I cradled my leg between my arms, sat firmly in the center of the seat, in case I lost consciousness, and lifted my pant leg. Only I couldn’t roll them up. I couldn’t get the pant leg past my calf. It wouldn’t budge.
I sat for a while. What felt like ages. Sweating. In pain. Until I gathered the energy to return to Ken’s and pick up my bag. I needed my toiletries and a new pair of pants.
“Are you okay?” Not-Ken asked as he took my claim ticket.
“I fell climbing the escalator,” I winced.
“At least you lived to tell the story. People die on that thing all the time,” he said, rolling my bag in my direction.

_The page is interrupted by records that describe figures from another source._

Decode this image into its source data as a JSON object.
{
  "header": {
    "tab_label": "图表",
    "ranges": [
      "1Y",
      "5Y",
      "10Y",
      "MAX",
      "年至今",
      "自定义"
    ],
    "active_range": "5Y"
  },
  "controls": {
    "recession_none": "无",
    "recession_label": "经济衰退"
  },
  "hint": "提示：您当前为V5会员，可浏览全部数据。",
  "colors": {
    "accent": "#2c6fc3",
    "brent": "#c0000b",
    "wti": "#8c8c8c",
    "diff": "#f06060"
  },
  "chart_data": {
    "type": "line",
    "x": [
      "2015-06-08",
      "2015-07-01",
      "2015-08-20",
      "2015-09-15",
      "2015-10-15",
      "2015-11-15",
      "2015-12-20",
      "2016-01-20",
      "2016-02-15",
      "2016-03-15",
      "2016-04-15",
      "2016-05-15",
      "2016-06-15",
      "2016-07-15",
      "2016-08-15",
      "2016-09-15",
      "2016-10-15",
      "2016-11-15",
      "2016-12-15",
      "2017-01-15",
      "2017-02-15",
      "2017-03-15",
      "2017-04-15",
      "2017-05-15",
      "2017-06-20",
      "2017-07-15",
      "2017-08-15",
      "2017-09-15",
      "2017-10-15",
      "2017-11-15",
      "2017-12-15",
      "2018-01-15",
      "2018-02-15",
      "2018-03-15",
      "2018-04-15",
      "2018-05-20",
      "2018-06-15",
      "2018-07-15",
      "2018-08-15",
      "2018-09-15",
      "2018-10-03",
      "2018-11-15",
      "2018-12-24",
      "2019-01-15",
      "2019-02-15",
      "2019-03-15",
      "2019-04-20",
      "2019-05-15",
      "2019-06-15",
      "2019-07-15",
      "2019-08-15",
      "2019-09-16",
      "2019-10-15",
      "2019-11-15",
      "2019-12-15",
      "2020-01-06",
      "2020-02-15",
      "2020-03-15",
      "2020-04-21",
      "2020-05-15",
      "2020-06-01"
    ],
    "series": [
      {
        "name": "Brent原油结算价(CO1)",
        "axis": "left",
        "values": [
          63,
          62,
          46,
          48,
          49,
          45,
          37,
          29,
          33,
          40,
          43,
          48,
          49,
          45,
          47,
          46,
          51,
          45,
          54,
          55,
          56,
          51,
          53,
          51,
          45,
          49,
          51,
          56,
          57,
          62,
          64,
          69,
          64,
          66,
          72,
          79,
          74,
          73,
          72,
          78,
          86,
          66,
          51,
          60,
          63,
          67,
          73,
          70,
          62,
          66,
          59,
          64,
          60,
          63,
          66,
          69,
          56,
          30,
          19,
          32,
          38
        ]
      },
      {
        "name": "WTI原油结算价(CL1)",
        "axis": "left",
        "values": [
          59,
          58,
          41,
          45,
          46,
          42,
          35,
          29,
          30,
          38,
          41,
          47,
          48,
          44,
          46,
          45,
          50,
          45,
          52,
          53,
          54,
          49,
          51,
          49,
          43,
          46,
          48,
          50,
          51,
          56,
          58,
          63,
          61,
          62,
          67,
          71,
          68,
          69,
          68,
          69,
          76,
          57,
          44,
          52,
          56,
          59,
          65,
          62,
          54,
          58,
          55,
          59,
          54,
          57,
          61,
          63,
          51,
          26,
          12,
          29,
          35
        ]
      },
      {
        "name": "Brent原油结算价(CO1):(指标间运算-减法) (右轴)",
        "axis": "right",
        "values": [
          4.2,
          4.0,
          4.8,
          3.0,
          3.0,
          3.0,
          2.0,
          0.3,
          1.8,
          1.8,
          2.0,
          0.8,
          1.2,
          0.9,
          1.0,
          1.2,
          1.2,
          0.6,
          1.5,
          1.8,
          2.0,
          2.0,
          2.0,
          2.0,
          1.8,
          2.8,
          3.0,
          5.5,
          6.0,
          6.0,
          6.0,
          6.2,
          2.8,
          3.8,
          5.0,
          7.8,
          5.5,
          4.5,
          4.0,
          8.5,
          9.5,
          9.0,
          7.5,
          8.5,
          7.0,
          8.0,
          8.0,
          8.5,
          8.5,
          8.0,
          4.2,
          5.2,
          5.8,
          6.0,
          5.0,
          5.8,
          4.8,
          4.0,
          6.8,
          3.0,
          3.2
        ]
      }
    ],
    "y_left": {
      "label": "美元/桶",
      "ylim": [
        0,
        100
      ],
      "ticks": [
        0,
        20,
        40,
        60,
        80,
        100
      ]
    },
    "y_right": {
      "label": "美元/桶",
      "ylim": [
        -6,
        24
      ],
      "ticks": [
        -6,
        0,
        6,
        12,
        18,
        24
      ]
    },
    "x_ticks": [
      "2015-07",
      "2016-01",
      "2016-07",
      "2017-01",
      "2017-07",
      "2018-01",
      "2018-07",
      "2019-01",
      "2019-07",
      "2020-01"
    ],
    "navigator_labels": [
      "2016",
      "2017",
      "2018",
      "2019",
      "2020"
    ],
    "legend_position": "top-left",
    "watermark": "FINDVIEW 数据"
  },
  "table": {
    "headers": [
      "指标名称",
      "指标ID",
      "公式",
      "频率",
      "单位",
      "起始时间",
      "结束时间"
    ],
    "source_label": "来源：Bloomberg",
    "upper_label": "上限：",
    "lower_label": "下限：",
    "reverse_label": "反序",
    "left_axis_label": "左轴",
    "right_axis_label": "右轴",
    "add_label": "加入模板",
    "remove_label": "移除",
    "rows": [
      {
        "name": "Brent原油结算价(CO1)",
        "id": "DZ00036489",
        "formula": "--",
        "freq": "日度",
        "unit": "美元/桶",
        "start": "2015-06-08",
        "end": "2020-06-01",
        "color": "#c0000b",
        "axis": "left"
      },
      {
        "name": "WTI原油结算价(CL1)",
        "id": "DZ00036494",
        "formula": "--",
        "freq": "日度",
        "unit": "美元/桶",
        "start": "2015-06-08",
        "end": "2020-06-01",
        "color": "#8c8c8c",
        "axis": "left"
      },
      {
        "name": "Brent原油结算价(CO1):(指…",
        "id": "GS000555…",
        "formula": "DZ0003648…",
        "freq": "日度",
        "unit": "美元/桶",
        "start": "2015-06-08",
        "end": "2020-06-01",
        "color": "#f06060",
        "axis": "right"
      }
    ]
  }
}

I set up a triage area in the nearest family restroom. I attempted to disinfect the surfaces as best I could, but when I heard that last, gasping squirt of my travel-size hand sanitizer I knew it was only a matter of time before hepatitis would find me. Damp from the sweats, I began the precarious process of peeling off my jeans. The button, the zipper, then peeling the material off my hips. Down my thighs I stopped short of my knees and pulled out the good leg from the pants first. Then, the mutilated leg. As soon as I exposed the wound, two squirts of blood shot up like the Bellagio fountains, if they were designed by a vampire. I instinctively rolled the pant leg back and realized that served as a very useful tourniquet.
I sat on top of my suitcase with my back against the wall and my leg wrapped in denim, propped up on the toilet. I applied pressure with one hand and googled escalator deaths with the other. Certain that the skinny jeans saved my life.